A few stories had known unknowns. One was, “It’s been a while since we’ve been in that repo, and it was written in our wild-west days. I might find some cruft in there that I’d need to straighten out to be able to finish this story.”
Another known unknown was, “I’d have to do a deep dive into that module to be sure, but if does this certain thing in this certain way, I’d have to do considerable extra work to stitch in the code I need to write there.”
In each case we discussed whether that work, were it necessary, would add meaningful complexity to the story and inflate its estimate. Sometimes it was yes, sometimes it was no. When it was yes, sometimes we wrote a dive story to find out and other times we thought the impact would be small enough that we could just accept the risk.
As we planned sprints with those stories, we believed we had accounted for everything we could think of, and were confident in our sprint plans. But two things went wrong we didn’t foresee — unknown unknowns bit us hard.
One story involved writing a job that would check overnight for abandoned transactions. The engineer who picked up that story encountered five or six serious unexpected difficulties with writing the job and with getting the job runner to pick it up properly. A story that we thought he would wrap up in two days spilled well into the next sprint.
Then it turned out that our email service was never built to handle the volume we threw at it, and it failed immediately in Production. One engineer devoted all of his time, and another part of his time, to solving the problem. A lot of our tester’s time went to troubleshooting with the engineers. The situation was surprisingly thorny. The engineers implemented several successive fixes over several days before finally getting past the problem.
Thanks to these unknown unknowns, we missed a couple sprint plans by a mile. Here’s how we managed through them: I worked with the team to prioritize stories and figure out which ones we were likely not to deliver. The engineers watched for stories ready to be tested, and helped our tester by picking some of them up themselves to keep the revised plan on track. Finally, I reset expectations with my management about what we could actually deliver, and how that would affect delivery of other work that depended on it.
You could argue that these should not have been unknown unknowns.
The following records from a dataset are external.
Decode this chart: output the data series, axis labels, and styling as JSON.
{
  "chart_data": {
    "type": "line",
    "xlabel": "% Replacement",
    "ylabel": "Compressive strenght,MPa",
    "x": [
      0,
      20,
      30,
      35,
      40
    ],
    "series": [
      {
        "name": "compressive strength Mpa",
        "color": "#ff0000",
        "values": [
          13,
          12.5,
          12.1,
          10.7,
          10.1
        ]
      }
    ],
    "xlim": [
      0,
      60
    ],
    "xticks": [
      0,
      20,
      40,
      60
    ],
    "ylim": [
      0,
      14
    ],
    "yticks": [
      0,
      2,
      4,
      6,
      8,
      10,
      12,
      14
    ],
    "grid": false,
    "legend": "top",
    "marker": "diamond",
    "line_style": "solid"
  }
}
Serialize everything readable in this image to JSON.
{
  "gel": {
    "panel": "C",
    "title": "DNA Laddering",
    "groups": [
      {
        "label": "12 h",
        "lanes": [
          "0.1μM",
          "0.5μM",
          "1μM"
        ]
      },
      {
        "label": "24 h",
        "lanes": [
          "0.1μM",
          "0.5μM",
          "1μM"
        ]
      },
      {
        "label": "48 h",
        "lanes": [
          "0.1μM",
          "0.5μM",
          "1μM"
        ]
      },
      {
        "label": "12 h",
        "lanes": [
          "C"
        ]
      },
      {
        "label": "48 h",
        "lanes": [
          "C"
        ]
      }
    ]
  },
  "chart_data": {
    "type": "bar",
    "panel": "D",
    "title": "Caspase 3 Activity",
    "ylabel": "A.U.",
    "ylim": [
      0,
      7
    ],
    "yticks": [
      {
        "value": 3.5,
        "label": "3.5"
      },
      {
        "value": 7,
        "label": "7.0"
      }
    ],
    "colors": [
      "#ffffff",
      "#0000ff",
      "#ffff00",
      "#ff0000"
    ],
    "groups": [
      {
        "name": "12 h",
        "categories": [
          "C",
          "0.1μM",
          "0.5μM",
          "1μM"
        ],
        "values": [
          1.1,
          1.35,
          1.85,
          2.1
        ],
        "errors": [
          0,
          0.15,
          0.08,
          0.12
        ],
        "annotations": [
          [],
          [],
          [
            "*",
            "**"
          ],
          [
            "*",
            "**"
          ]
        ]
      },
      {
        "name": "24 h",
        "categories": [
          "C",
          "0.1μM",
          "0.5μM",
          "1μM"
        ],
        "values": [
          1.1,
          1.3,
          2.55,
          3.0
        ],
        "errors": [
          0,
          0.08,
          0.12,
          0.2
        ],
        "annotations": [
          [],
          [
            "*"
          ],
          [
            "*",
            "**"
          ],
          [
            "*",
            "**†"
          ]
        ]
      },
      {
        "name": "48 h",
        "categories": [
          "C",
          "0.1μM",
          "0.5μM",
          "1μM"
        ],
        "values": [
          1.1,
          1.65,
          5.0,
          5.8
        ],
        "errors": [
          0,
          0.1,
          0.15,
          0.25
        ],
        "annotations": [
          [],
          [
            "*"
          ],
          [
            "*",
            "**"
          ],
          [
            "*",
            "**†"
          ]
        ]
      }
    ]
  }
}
Writing a job should have been cut and dried. We should have thought about volume in our planning, and tested for it.
Hindsight is always 20/20. Retrospectives are where you explore that hindsight and make improvements for the future. After you experience unknown unknowns, improvements generally take two forms:
They become known knowns, or maybe known unknowns. We learned a lot about the complexities of jobs in our world. We knew we needed to write a few more in upcoming sprints, so we broke them down into several smaller stories that we could test incrementally. Also, we now expected that there might be challenges in writing jobs we hadn’t encountered yet, and to lay in contingency plans for them.
You can lay in plans to neutralize them as unknowns in the future. We found out that other teams had been having trouble with the job runner. We met with the team that owned that code to figure out how to make the job runner more reliable. They put tech-debt stories in their backlog to handle it. We also researched how we might make the email service more robust and investigated third-party email services. We ended up going with a third-party service.